Renan Barao used Urijah Faber to grow the widening gulf between himself and the rest of the 135-pound division.
Barao tagged “The California Kid” with a pair of blistering right hands before finishing him with first-round hammerfists to retain the Ultimate Fighting Championship bantamweight crown in the UFC 169 headliner on Saturday at the Prudential Center in Newark, N.J. The budding Nova Uniao superstar brought it to a close 3:42 into round one, as he ran his current winning streak to a staggering 22 fights.
The champion floored Faber roughly two minutes into their encounter and dialed up knees and punches for a potential quick finish.

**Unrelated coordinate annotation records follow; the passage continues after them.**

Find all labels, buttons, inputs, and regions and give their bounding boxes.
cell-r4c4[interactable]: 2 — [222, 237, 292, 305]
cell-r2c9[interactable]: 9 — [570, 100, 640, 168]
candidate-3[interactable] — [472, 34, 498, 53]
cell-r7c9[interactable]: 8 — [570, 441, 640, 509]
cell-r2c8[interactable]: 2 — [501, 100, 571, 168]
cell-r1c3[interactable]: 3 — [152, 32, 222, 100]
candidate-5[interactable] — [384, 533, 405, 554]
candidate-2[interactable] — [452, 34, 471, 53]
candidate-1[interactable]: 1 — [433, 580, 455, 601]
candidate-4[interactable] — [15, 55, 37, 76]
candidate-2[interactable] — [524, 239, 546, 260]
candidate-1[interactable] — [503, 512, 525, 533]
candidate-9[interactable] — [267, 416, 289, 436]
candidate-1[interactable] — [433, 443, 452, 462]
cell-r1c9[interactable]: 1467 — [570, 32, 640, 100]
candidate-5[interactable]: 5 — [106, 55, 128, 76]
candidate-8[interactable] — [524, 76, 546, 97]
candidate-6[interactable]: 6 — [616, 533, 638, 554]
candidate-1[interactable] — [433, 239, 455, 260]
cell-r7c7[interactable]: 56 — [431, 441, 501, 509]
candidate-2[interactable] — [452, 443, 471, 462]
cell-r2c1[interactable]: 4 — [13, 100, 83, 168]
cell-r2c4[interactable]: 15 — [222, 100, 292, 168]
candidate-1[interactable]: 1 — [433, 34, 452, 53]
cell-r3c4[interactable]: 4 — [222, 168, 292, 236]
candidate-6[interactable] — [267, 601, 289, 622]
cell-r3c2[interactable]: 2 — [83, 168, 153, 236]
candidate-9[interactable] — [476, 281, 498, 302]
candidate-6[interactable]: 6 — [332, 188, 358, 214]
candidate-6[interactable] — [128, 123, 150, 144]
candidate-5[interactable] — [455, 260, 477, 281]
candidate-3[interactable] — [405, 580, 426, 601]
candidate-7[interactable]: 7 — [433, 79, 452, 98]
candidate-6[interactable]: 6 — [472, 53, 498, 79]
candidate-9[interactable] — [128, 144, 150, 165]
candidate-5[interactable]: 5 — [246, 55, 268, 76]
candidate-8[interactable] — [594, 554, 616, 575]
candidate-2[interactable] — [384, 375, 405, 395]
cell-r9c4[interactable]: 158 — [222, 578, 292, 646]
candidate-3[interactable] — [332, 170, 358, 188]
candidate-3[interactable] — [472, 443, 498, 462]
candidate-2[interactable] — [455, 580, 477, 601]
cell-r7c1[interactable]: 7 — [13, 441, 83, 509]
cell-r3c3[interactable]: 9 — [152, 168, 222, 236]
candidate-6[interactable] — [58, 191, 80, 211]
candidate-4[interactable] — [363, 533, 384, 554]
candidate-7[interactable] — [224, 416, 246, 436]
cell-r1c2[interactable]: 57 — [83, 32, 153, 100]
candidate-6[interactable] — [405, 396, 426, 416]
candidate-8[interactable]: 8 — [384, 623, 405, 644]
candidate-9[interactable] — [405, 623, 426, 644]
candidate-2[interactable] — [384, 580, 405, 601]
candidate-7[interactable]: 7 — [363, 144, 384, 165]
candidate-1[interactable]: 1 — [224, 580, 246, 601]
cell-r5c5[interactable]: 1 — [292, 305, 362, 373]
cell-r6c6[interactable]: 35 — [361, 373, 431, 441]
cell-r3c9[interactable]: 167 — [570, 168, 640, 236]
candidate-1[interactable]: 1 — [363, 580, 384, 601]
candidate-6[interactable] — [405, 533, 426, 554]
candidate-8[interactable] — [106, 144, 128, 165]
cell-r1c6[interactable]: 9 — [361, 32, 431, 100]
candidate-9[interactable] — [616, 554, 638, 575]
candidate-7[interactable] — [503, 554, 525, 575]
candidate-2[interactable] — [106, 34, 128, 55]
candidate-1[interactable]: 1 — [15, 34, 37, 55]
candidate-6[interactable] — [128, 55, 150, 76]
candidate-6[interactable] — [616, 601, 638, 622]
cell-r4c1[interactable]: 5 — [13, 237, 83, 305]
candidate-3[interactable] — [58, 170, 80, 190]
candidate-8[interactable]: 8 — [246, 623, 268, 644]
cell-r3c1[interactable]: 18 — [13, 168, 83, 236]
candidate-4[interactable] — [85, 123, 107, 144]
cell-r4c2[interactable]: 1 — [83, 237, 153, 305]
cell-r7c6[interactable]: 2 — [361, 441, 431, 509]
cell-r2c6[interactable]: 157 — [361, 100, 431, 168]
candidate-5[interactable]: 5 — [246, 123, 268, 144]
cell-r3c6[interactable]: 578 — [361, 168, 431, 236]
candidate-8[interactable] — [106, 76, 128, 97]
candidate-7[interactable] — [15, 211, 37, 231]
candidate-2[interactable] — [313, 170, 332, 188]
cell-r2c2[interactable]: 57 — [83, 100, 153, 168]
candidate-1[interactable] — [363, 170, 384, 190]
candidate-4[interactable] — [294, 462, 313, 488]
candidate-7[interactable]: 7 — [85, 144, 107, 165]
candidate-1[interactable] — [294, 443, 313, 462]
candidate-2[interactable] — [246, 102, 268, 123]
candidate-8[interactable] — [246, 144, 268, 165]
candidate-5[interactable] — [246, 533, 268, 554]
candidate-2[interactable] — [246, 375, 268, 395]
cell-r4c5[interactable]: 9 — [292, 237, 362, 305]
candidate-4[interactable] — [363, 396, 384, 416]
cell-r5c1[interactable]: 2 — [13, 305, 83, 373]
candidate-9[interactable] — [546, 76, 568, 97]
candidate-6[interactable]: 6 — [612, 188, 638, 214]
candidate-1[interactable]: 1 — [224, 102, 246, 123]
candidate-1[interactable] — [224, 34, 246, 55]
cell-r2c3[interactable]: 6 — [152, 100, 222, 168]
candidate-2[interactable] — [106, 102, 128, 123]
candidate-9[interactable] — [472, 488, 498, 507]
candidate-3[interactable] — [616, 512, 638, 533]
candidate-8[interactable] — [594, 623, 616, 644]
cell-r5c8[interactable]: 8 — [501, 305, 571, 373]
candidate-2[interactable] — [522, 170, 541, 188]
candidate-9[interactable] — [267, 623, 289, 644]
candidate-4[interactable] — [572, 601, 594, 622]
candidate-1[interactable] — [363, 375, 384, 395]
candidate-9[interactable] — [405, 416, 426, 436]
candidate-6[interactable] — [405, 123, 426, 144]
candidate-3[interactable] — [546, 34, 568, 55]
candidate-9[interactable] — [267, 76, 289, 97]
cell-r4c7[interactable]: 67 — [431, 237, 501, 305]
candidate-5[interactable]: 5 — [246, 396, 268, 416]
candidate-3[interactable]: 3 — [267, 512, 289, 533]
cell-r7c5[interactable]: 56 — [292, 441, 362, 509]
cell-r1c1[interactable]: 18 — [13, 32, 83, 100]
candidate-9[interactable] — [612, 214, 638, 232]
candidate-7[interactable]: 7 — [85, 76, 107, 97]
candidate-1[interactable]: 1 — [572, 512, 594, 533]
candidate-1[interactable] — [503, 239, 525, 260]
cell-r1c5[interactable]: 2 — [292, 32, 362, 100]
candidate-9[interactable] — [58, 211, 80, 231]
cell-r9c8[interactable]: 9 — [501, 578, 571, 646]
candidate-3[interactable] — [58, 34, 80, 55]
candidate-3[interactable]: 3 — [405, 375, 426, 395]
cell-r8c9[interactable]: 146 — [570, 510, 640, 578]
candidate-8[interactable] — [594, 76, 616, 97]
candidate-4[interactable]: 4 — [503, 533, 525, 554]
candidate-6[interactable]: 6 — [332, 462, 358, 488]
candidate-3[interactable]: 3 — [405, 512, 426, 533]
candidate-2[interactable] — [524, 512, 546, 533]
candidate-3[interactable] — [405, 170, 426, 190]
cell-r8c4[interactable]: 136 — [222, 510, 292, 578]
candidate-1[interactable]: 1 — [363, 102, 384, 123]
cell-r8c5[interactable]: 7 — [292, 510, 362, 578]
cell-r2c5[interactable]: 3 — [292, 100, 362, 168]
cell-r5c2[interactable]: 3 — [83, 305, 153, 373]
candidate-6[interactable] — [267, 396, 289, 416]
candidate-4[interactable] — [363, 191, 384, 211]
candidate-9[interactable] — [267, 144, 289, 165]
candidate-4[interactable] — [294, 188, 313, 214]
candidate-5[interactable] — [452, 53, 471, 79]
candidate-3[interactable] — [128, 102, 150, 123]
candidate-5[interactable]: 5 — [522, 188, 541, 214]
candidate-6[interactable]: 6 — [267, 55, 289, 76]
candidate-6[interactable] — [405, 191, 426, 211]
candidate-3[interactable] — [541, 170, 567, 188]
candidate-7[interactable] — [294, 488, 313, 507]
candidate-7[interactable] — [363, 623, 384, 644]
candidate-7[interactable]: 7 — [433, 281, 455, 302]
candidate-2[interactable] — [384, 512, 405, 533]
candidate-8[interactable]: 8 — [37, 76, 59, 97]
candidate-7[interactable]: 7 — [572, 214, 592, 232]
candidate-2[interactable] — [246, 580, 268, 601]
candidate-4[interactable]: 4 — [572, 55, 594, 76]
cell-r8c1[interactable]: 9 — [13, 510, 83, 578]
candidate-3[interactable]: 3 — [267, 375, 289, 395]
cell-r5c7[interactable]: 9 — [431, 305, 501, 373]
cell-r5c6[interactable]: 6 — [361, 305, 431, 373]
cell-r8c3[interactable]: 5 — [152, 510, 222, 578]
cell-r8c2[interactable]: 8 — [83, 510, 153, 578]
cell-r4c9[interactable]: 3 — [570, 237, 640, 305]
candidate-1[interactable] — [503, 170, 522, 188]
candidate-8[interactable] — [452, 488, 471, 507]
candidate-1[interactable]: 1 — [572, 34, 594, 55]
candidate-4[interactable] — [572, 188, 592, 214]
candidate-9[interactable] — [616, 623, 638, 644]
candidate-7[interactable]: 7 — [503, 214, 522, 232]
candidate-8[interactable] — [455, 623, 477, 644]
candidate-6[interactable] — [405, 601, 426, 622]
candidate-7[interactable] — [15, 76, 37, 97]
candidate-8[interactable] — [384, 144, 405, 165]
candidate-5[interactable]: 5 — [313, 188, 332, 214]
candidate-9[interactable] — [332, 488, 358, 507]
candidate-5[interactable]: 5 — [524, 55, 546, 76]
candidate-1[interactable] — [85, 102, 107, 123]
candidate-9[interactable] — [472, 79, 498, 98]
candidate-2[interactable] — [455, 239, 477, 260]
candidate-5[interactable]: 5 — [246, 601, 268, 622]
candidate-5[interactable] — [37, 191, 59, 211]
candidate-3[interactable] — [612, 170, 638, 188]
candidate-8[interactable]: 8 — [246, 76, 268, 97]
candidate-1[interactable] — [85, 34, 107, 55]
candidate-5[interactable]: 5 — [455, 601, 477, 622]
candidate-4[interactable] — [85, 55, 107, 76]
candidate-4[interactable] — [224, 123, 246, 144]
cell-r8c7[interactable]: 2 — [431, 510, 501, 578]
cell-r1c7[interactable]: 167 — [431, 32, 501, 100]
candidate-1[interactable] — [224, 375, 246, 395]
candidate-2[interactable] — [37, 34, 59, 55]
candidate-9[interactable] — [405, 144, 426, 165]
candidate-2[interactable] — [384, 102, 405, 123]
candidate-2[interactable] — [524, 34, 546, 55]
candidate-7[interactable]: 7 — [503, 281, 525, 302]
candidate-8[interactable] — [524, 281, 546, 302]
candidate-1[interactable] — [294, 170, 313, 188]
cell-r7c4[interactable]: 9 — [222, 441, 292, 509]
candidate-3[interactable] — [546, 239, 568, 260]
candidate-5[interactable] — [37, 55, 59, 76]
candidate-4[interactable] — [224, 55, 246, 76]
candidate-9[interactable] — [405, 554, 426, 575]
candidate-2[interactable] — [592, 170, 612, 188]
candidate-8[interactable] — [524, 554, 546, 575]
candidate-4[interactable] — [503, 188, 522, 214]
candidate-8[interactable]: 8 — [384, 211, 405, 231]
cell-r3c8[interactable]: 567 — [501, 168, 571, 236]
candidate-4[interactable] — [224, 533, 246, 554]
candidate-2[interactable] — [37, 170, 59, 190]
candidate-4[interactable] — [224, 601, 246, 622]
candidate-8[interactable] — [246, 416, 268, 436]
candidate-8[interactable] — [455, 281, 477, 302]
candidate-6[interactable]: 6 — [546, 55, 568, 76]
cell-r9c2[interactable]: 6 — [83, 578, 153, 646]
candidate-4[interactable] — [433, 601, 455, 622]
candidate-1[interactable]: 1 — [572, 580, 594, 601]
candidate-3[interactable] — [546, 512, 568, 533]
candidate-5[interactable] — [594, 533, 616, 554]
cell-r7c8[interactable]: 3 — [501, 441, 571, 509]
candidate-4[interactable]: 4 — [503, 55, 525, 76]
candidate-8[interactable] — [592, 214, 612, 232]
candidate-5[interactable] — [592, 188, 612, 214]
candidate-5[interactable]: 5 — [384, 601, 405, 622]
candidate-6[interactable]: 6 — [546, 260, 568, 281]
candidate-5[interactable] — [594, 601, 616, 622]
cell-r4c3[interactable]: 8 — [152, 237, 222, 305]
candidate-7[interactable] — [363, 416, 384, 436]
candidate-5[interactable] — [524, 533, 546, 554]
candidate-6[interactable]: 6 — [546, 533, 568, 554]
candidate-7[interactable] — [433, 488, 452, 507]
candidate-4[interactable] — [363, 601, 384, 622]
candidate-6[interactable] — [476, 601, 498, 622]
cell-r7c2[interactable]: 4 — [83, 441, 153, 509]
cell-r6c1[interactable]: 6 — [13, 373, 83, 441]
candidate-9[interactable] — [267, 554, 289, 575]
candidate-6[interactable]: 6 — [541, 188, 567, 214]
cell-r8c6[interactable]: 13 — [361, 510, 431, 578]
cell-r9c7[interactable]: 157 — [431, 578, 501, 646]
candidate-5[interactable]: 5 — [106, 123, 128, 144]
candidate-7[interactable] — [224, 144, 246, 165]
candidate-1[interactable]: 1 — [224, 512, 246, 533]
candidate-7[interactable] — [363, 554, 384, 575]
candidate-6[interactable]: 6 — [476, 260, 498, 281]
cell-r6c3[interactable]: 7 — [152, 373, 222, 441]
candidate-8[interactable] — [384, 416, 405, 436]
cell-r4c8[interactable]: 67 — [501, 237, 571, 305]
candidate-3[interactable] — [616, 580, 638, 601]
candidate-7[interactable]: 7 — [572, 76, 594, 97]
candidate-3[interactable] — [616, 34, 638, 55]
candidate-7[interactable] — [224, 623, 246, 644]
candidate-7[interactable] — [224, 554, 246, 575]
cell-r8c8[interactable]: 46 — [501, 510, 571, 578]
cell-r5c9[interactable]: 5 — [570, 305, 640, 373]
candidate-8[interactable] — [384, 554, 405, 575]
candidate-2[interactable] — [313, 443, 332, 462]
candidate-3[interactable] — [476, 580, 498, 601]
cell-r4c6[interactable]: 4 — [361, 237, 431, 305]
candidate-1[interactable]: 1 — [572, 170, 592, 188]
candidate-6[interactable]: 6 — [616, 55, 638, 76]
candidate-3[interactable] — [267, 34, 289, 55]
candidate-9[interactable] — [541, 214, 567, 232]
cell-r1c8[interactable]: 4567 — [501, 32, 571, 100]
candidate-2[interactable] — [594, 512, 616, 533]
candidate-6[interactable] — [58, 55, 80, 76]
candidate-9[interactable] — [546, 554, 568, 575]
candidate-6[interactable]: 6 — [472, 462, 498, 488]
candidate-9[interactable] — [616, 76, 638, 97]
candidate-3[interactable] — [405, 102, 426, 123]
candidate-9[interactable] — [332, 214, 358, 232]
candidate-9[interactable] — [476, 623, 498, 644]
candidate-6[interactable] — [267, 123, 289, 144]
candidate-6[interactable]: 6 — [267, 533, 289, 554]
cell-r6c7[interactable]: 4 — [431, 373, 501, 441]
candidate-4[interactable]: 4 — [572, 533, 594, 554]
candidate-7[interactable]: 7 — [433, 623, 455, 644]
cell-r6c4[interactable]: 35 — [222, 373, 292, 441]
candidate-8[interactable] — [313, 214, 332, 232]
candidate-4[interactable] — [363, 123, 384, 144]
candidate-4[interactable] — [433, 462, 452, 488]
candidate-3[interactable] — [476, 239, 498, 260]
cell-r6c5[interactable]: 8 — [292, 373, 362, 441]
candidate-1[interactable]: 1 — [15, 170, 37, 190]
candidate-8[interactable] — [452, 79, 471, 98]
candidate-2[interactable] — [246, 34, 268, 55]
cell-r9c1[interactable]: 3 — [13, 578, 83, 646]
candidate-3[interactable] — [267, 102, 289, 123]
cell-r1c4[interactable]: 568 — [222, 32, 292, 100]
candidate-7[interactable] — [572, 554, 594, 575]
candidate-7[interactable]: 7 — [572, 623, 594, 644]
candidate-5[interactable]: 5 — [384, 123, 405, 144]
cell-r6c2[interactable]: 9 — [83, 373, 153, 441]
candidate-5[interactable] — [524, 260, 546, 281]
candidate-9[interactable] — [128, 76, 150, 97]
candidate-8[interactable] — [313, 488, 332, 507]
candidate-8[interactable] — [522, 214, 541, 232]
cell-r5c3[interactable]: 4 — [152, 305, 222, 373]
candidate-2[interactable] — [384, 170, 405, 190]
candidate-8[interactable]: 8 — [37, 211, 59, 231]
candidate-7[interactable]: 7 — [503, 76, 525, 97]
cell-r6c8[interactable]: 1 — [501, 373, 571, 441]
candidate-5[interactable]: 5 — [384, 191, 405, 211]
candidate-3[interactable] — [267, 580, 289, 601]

The Team Alpha Male patriarch ran the initial gauntlet but only prolonged the inevitable. Another right hand from Barao connected and leveled the former World Extreme Cagefighting champion. A series of unanswered hammerfists came next, leading referee Herb Dean to intervene despite Faber’s immediate objections.
Few viable challengers remain for Barao at 135 pounds outside of Raphael Assuncao and T.J. Dillashaw, with the former holding the slightest edge by virtue of his head-to-head victory over “The Ultimate Fighter” Season 14 finalist. Should Assuncao defeat Francisco Rivera at UFC 170 on Feb. 22, it stands to reason that he would vault into position as the No. 1 contender. However, if the Brazilian stumbles, Dillashaw would be in line to pick up the pieces. The 27-year-old won for the fifth time in six fights at UFC Fight Night 35 in January, defeating Mike Easton by unanimous decision.
The immediate future appears even murkier for Faber, who finds himself stuck in a sort of purgatory behind the dominant Barao. He turns 35 in May and has lost his last six title fights. With that said, a rubber match with snakebitten former champion and archrival Dominick Cruz will always make sense.
In wake of UFC 169 “Barao vs. Faber 2,” here are five other matchups that ought to be made:
Jose Aldo vs. Chad Mendes: Though largely overshadowed by his Nova Uniao stablemate in the main event, Aldo was nevertheless dominant in retaining his featherweight championship with a one-sided unanimous decision over Ricardo Lamas. The Brazilian dynamo has rattled off 16 consecutive victories and firmly entrenched himself as one of the top pound-for-pound fighters in the sport. Mendes last fought at UFC on Fox 9 in December, when he overcame illness to outpoint American Top Team’s Nik Lentz. The Team Alpha Male standout owns a 7-1 record in the UFC, a knockout loss to Aldo in January 2012 the lone misstep.
Alistair Overeem vs. Stipe Miocic: Overeem returned to the winner’s circle for the first time in more than two years, as he thumped a fading Frank Mir for the better part of three rounds en route to a one-sided decision. The “Demolition Man” remains one of MMA’s more intriguing heavyweights despite recent knockout losses to Antonio Silva and Travis Browne. Now 5-1 in the UFC, the fast-rising Miocic cruised to a unanimous verdict over Gabriel Gonzaga at UFC on Fox 10 on Jan. 25.
Ali Bagautinov vs. John Dodson: Outside of a second-round burst of vicious body blows, Bagautinov largely controlled and contained the heavy-handed John Lineker in capturing a unanimous decision. A two-time combat sambo world champion, the Dagestani flyweight has pieced together an impressive 11-fight winning streak and emerged as a potential title contender at 125 pounds. Dodson has been sidelined with a knee injury since he knocked out Darrell Montague at UFC 166 in October. “The Ultimate Fighter” Season 14 winner has compiled a 4-1 mark since arriving in the UFC in 2011, losing only to flyweight champion Demetrious Johnson.
Abel Trujillo vs. Bobby Green: Even MMA generates a Hail Mary from time to time. On the eve of Super Bowl XLVIII, a badly hurt Trujillo knocked out onetime WEC champion Jamie Varner with a right hook during a wild second-round exchange. The 30-year-old Blackzilians representative survived a barrage from Varner and uncorked a series of haymakers, one of which found its mark. Trujillo was originally booked to face Green at UFC 169 before the former two-division King of the Cage titleholder withdrew for undisclosed reasons. Green has posted seven consecutive wins, including victories over Jacob Volkmann, James Krause and Pat Healy inside the Octagon.
Ricardo Lamas vs. Nik Lentz: Like so many others before him, Lamas was simply outclassed against the aforementioned Aldo. Trapped on his feet and under fire from multi-punch and multi-kick combinations, “The Bully” went all five rounds with the featherweight champion. He made one final pass at an upset late in round five, where he scrambled into top position and targeted Aldo with ground-and-pound. However, his late surge did not produce the necessary finish. His title bid denied, Lamas must now focus on the long climb back to contention. American Top Team’s Lentz finds himself in a similar position, having fallen short against Mendes at UFC on Fox 9 in December.